Acetaminophen Needs Better Labeling

Acetaminophen Needs Better Labeling

Better labeling and patient education are needed to reduce the misuse of the pain reliever acetaminophen, according to a new study at Northwestern University. One in five acetaminophen-related deaths is due to accidental overdose, and researchers say they are easily preventable.

Acetaminophen is found in hundreds of over the counter medications including Tylenol, Excedrin, Nyquil and Sudafed, and is often combined with opioids to make stronger painkillers such as Vicodin and Percocet. Acetaminophen overdoses account for over half of all cases of acute liver failure in the U.S.

Northwestern researchers studied the behavior of 249 patients after they were either discharged from a hospital or visited a hospital pharmacy. They found that nearly 3 out of 4 could not recall receiving counseling about the dangers of acetaminophen or were unaware of its presence in their prescription.

“When prescribing an acetaminophen-containing medication, healthcare providers should clearly state the active ingredients in the medication,“  said Dr. Marina Serper of The Health Literacy and Learning Program at Northwestern University. “Providers should explain what constitutes the daily maximum dose of this medication and how it may or may not be combined with other common over the counter acetaminophen preparations.”

Patients were asked to keep a diary of the medications they had taken in the first seven days after starting their new prescription.  After seven days, they were interviewed to determine the presence of warning labels on bottles, the total amount and sources of acetaminophen taken, and their knowledge of active ingredients in their prescriptions.

Among the discoveries researchers made were what Dr. Serper described as, “the lack of uniformity of prescription labeling.”

Less than 27 percent of the patients correctly identified acetaminophen as an ingredient in their prescription.  Another 11% “double-dipped” — meaning they took their prescription along with another product containing acetaminophen on the same day. Most often it was an over the counter pain medication.

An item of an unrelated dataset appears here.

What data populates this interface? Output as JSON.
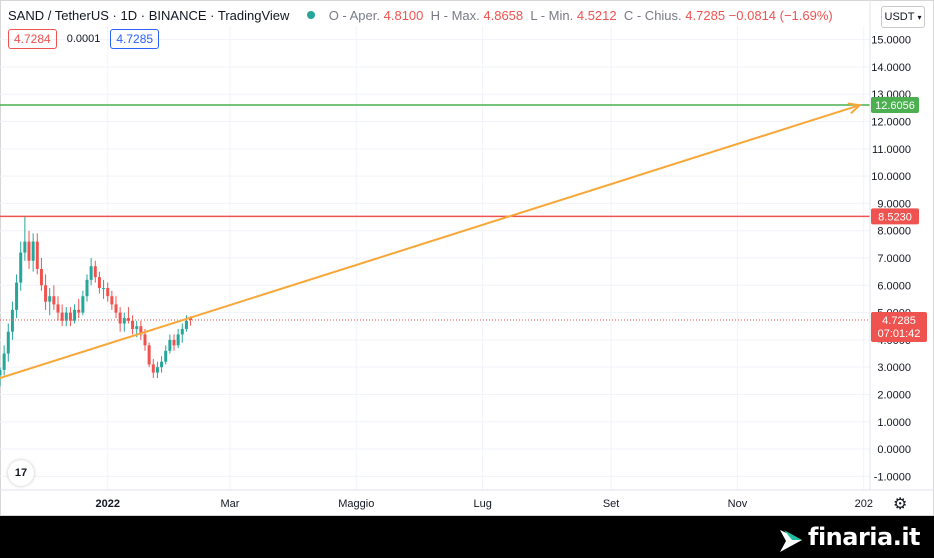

Most alarming was that researchers found that four of the patients exceeded taking the recommended daily dose.

“In our anecdotal experience, patients do not always understand the meaning of 4000 mg or 4 g, and it is more helpful to say something like, ‘you should not take more than 8 pills of this medication per day,’” said Dr. Serper.

Another problem arose from the confusion caused when acetaminophen was identified by one of two abbreviations (APAP or ACET). Only 59% of those prescription bottles had an acetaminophen warning on the label.

Researchers concluded that the elimination of abbreviations on prescription labels and more consistent counseling from healthcare providers was needed to minimize the danger.

“It is equally and perhaps more important to have clear and universal labeling of acetaminophen on prescription bottles, something which does not routinely occur, as shown by our study,” said Dr. Serper.

The findings were presented at the annual meeting of the American Association for the Study of Liver Disease held in Boston.

Acetaminophen Overdoses in Hospitals

In a separate study conducted by Partners HealthCare System in Wellesley, Massachusetts, and published in the Archives of Internal Medicine, researchers found that one of every 15 hospitalized patients treated with acetaminophen received doses far above the therapeutic level, including many patients with liver disease.

“It is a challenge for clinicians to keep track of the total acetaminophen intake for each patient from the multiple drugs and doses given over a 24-hour period,” the authors wrote. “Computerized clinical decision support functionality embedded within clinical information systems could mitigate these risks.”

Earlier this year, two additional studies also indicated the danger of taking too much acetaminophen, concluding that improved labeling and education are needed to prevent acetaminophen overdoses, which one researcher called a “serious public health threat requiring urgent attention.”

Acetaminophen is in a class of medications called analgesics (pain relievers) and antipyretics (fever reducers). It works by changing the way the body senses pain and by cooling the body.

Among its side effects are rash, hives, itching, swelling of the face, hoarseness and difficulty breathing or swallowing. The National Institute of Health recommends taking no more than 4000 mg of acetaminophen per day.

Taking too much acetaminophen can cause liver damage, sometimes serious enough to require liver transplantation.